その笑顔はとても爽やかで気持ちよく、私はすっかりご主人様のファンなのでした(^^)
これから益々菜花さんを中心に幸せが広がって行きますように。
<菜花さんからのメール> 抜粋
昨日の夜、実家の母と電話で話をしました。
鉄火味噌をとても喜んでくれていて、大切に頂くのだと言っていました。
母の明るい声が、とても嬉しかったです。
美風さんと子象さんのおかげです。
ありがとうございました。
最近、主人は職場でお弁当を褒めてもらったり、優しい奥さんですねと言ってもらうことが何度かあったそうです。
また、お弁当以外にも、食事が充実してきたことが嬉しい様子で、残業続きの毎日をご機嫌で元気に過ごしています。
そして、先週の火曜日に、娘が3歳のお誕生日を迎えたのですが、主人の両親が遊びに来られ、こんなやりとりがあった時のことも思い出しました。
義母「よくここまできたわね。」
私 「おかげさまで。ありがとうございます。」
義母「そして、とってもいい子…」
私 「ありがとうございます。(内心、ビックリ!)」
結婚してから、主人の母に褒めて頂けたのは初めてかと思います。
お正月に、菊花蕪とあちゃら漬けをお届けした時位から、少しずつ関係が変わり始めたのを感じましたが、娘のお誕生日の時のやりとりを機に、一歩近づけた気がして、自分から、素直な気持ちで実家の母のことをお話しできました。
主人の両親は、後悔のないよう、やれる限りのことをしてあげなさい、◯◯ちゃん(娘)のことは、遠慮なく預けなさいと仰って下さいました。
おそらく、主人はこのやりとりのことを主人の両親から聞いて、鉄火味噌を送ることを提案してくれたと思います。
最近、思い(願い)が、するりと叶うことが多くなりました。でも、私が積極的に動いて説得するというのでなく、自然とその方向に向かう感じです。
私が実行しているのは、毎日、家族にお弁当と食事を作ること。ひとつでも美味しいお料理、楽しい食事を…中川さんのお味に近づくこと…という思いだけです。

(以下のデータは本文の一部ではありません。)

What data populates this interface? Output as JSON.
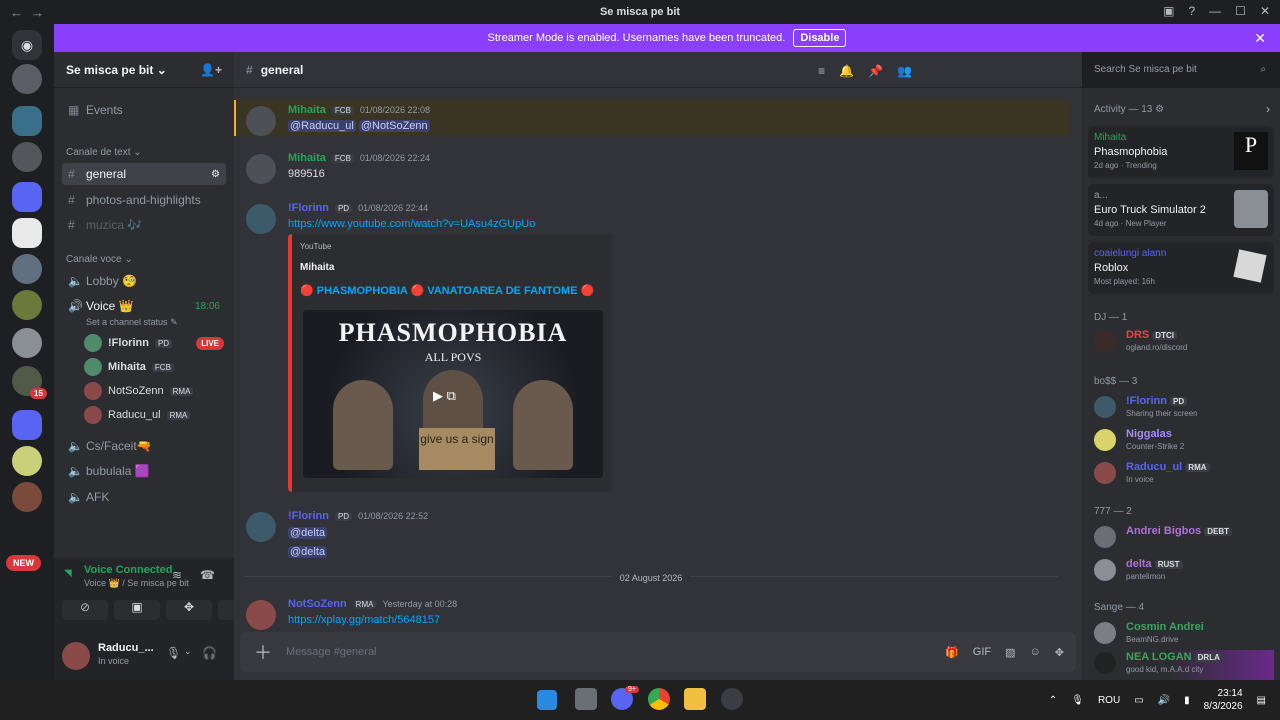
{
  "window": {
    "title": "Se misca pe bit"
  },
  "banner": {
    "text": "Streamer Mode is enabled. Usernames have been truncated.",
    "button": "Disable"
  },
  "guilds": {
    "new_badge": "NEW",
    "unread_count": "15"
  },
  "server": {
    "name": "Se misca pe bit"
  },
  "sidebar": {
    "events": "Events",
    "cat_text": "Canale de text",
    "text_channels": [
      "general",
      "photos-and-highlights",
      "muzica 🎶"
    ],
    "cat_voice": "Canale voce",
    "lobby": "Lobby 🧐",
    "voice": "Voice 👑",
    "voice_time": "18:06",
    "voice_status": "Set a channel status",
    "voice_users": [
      {
        "name": "!Florinn",
        "tag": "PD",
        "live": "LIVE"
      },
      {
        "name": "Mihaita",
        "tag": "FCB"
      },
      {
        "name": "NotSoZenn",
        "tag": "RMA"
      },
      {
        "name": "Raducu_ul",
        "tag": "RMA"
      }
    ],
    "other_voice": [
      "Cs/Faceit🔫",
      "bubulala 🟪",
      "AFK"
    ]
  },
  "voicebar": {
    "status": "Voice Connected",
    "sub": "Voice 👑 / Se misca pe bit"
  },
  "user": {
    "name": "Raducu_...",
    "status": "In voice"
  },
  "channel": {
    "name": "general",
    "input_placeholder": "Message #general"
  },
  "search": {
    "placeholder": "Search Se misca pe bit"
  },
  "messages": [
    {
      "user": "Mihaita",
      "tag": "FCB",
      "time": "01/08/2026 22:08",
      "m1": "@Raducu_ul",
      "m2": "@NotSoZenn"
    },
    {
      "user": "Mihaita",
      "tag": "FCB",
      "time": "01/08/2026 22:24",
      "text": "989516"
    },
    {
      "user": "!Florinn",
      "tag": "PD",
      "time": "01/08/2026 22:44",
      "link": "https://www.youtube.com/watch?v=UAsu4zGUpUo"
    },
    {
      "user": "!Florinn",
      "tag": "PD",
      "time": "01/08/2026 22:52",
      "m1": "@delta",
      "m2": "@delta"
    },
    {
      "user": "NotSoZenn",
      "tag": "RMA",
      "time": "Yesterday at 00:28",
      "link": "https://xplay.gg/match/5648157"
    }
  ],
  "embed": {
    "provider": "YouTube",
    "author": "Mihaita",
    "title": "🔴 PHASMOPHOBIA 🔴 VANATOAREA DE FANTOME 🔴",
    "thumb_title": "PHASMOPHOBIA",
    "thumb_sub": "ALL POVS",
    "sign": "give us a sign"
  },
  "date_divider": "02 August 2026",
  "activity": {
    "header": "Activity — 13",
    "cards": [
      {
        "user": "Mihaita",
        "game": "Phasmophobia",
        "meta": "2d ago",
        "meta2": "Trending"
      },
      {
        "user": "a...",
        "game": "Euro Truck Simulator 2",
        "meta": "4d ago",
        "meta2": "New Player"
      },
      {
        "user": "coaielungi alann",
        "game": "Roblox",
        "meta": "Most played: 16h"
      }
    ],
    "sections": [
      {
        "title": "DJ — 1",
        "members": [
          {
            "name": "DRS",
            "tag": "DTCI",
            "sub": "ogland.ro/discord",
            "color": "#f23f43"
          }
        ]
      },
      {
        "title": "bo$$ — 3",
        "members": [
          {
            "name": "!Florinn",
            "tag": "PD",
            "sub": "Sharing their screen",
            "color": "#5865f2"
          },
          {
            "name": "Niggalas",
            "tag": "",
            "sub": "Counter-Strike 2",
            "color": "#a78bfa"
          },
          {
            "name": "Raducu_ul",
            "tag": "RMA",
            "sub": "In voice",
            "color": "#5865f2"
          }
        ]
      },
      {
        "title": "777 — 2",
        "members": [
          {
            "name": "Andrei Bigbos",
            "tag": "DEBT",
            "sub": "",
            "color": "#b071d6"
          },
          {
            "name": "delta",
            "tag": "RUST",
            "sub": "pantelimon",
            "color": "#b071d6"
          }
        ]
      },
      {
        "title": "Sange — 4",
        "members": [
          {
            "name": "Cosmin Andrei",
            "tag": "",
            "sub": "BeamNG.drive",
            "color": "#3ba55c"
          },
          {
            "name": "NEA LOGAN",
            "tag": "DRLA",
            "sub": "good kid, m.A.A.d city",
            "color": "#3ba55c"
          }
        ]
      }
    ]
  },
  "taskbar": {
    "lang": "ROU",
    "time": "23:14",
    "date": "8/3/2026",
    "discord_badge": "9+"
  },
  "colors": {
    "accent": "#5865f2",
    "banner": "#8a3ffc",
    "live": "#da373c",
    "voice_green": "#23a55a"
  }
}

それから、美風さんから座学で学んだことを意識することです。
でも、それは、主人は自分のことを、主人の両親は主人と大切な孫のことを、大切にしてもらえるという安心感・喜びにつながっているのかな…と考えると、良い方向に向かっていくこともあるかもしれないと感じるようになりました。
主人とも主人の両親とも、家族になってまだ歴史が短いので、少しずつ歩み寄っていければいいなと思います。
そして、実家の母も、病気に負けない!という気持ちで、笑顔で過ごして欲しいと思います。
また、鉄火味噌をお願いすることがあると思いますので、その時もよろしくお願い致します。